The decision to stress McCain's military ties is perhaps not surprising from a candidate whose campaign resurgence was linked to his continued support of the Iraq war, and whose heroic personal history offers an appealing narrative. But it does not come without risks. Democrats have looked to portray McCain as a warmonger unwilling to pull out of an extended and unpopular conflict - note their (perhaps unfair) criticism of his comments concerning staying in Iraq for 100 years. And with the economy in an apparent downturn and Americans citing economic issues as their chief concern, McCain needs to convince Americans that he is capable of handling economic issues, not just military ones, according to Democratic strategist Bob Shrum.
"McCain now has to satisfy people that he doesn't think the answer to every problem is confrontation and war," Shrum said. "And that he's not going to stubbornly stay in Iraq no matter what. And he can't let people think it's all national security and none of it is about the economy. He needs to give people a sense that he knows a lot about it and he cares a lot about it."
Still, Republican consultant John Feehery calls McCain's biography tour a "good play."
"He's coming off as a fierce patriot, someone who really loves this country, and that makes a nice contrast to the Democrats," Feehery said. "I think it will play well with older voters, blue-collar Reagan Democrat types. It won't play well with war protesters, but that's ok."
Nonetheless, Feehery said, McCain's focus on the past has its disadvantages - it could remind people that McCain, for all his heroic exploits, is no longer a young man. (McCain will be 72 on inauguration day, which would make him the oldest first-term president in history.) And he acknowledges that McCain could be vulnerable if he is seen as insufficiently focused on the economy, a topic that McCain acknowledged in 2005 that he knows "a lot less about" than military and foreign policy issues.
"He's got to work effectively after the biography tour to shore up that vulnerability," Feehery said. "He's got a record as something of an economic populist, but he's surrounded himself with advisors like Phil Gramm who are Milton Friedman-type economists. He's got to make a decision which way he wants to go on that."
In 2004, another Vietnam-era war hero, John Kerry, ran for president on the Democratic ticket. Despite his war heroism, Kerry spent much of the campaign defending his military service.

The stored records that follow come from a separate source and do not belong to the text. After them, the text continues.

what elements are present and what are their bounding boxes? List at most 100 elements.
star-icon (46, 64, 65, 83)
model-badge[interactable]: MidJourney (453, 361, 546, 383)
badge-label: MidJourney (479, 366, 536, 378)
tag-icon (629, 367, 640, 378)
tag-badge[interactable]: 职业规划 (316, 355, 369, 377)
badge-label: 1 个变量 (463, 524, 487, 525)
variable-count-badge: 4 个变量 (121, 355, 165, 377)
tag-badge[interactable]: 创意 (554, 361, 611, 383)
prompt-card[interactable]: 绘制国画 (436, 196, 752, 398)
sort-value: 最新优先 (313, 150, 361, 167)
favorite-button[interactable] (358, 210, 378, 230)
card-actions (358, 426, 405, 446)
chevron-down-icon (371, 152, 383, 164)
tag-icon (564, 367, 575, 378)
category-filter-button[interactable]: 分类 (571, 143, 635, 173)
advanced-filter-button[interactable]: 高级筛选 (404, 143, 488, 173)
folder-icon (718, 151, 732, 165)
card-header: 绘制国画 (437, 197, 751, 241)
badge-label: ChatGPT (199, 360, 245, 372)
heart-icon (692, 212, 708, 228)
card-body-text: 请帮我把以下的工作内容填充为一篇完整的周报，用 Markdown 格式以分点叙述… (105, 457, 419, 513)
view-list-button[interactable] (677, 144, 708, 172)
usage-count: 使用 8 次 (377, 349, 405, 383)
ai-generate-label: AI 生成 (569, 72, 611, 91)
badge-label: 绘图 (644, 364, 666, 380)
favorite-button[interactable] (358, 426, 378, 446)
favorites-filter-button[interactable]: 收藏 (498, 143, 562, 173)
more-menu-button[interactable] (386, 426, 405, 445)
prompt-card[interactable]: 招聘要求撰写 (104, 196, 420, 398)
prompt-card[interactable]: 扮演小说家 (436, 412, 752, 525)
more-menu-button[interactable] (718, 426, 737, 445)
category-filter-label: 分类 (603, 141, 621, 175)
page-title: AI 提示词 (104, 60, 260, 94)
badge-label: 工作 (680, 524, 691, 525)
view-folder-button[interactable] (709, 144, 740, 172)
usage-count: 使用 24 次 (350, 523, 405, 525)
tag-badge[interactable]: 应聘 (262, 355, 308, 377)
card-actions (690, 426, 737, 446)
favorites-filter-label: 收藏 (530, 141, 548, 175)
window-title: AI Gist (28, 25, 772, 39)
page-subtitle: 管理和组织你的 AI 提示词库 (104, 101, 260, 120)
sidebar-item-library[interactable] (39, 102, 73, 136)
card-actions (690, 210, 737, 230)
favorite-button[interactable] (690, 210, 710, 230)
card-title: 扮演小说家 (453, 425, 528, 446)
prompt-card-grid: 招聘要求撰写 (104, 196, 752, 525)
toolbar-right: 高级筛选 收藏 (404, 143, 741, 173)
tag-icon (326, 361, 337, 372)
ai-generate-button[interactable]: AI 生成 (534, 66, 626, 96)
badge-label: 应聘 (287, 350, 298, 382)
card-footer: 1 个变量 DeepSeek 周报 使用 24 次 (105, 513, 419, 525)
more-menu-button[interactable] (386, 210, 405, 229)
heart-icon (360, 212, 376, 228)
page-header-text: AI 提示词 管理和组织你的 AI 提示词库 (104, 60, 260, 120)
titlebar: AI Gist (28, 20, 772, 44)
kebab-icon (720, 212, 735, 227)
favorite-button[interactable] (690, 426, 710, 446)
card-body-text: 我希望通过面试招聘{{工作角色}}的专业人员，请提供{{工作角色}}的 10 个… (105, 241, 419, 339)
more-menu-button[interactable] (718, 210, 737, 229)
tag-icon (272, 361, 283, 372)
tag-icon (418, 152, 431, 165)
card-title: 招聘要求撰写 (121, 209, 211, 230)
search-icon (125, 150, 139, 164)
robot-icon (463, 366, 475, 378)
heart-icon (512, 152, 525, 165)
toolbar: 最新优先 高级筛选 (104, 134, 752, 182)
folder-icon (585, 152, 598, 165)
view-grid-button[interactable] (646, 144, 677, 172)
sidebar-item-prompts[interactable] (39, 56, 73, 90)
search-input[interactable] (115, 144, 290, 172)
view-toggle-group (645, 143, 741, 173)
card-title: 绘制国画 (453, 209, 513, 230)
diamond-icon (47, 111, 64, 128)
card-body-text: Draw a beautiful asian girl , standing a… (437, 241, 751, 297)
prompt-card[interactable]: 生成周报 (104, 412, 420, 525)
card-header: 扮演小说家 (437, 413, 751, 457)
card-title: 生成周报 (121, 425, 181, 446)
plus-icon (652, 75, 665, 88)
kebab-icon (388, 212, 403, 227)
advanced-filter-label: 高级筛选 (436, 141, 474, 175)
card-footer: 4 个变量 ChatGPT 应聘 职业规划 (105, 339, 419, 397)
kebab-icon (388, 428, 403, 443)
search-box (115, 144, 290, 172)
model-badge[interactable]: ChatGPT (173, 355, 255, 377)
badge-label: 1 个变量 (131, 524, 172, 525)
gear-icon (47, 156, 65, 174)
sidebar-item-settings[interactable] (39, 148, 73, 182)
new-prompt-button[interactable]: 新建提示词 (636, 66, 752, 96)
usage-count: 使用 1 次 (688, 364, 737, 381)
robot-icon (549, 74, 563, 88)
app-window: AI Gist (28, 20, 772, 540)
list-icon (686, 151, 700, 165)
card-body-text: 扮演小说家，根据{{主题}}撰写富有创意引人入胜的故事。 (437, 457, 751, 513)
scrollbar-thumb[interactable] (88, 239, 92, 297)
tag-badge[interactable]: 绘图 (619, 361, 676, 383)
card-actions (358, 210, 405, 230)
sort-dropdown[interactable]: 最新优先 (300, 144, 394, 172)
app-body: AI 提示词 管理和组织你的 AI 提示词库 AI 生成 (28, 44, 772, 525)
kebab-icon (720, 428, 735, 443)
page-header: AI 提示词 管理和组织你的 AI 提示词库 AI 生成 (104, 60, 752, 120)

"When he stood up at the Democratic convention and said, 'I'm John Kerry reporting for duty and here are all my buds,' he walked into an ambush," said Chris LaCivita, a national republican consultant who worked with the Swift Boat Veterans For Truth, an advocacy group that ran ads questioning Kerry's military record.
"Kerry decided to make his military legacy an anti-military legacy," said LaCivita. "He was defaming and attacking members of the military that served in Vietnam when he got back from war. His service record was always this cloud, this mishmash of memories."
LaCivita argues that McCain doesn't have that problem.
"In the case of John McCain, the reason why [stressing his military history is] a no-brainer, and a good solid foundation in which for him to build on, is because his record of service, his family's legacy of service, is completely and utterly beyond reproach. You can't touch it."
Shrum, who was Kerry's campaign manager, agrees.
"I don't think anybody is going to attack John McCain on military issues," he said. "I don't think there's the remotest chance of that happening."
McCain's vulnerability, he said, comes from the potential perception not that he is insufficiently committed to the military but that he is too committed to military intervention.
"The 'bomb Iran' thing was not smart. And the '100 years' is a statement he's just going to have to live with," Shrum said, comparing it to Kerry's comment that he "actually did vote for the $87 billion before I voted against it," which exposed the candidate to charges of flip-flopping.
Republican strategist Todd Harris, a former McCain spokesman who is friendly with the campaign, said McCain is right to talk up his military ties.
"McCain is already so defined by his military service that to do anything but embrace that critical part of his biography would seem disingenuous to voters," he said.
"Sen. McCain is rightfully proud of the military tradition in his family," added Harris. "The campaign thinks that his national service is something that has helped prepare him to lead our country during the difficult times. And I expect to hear a lot more about it in the future."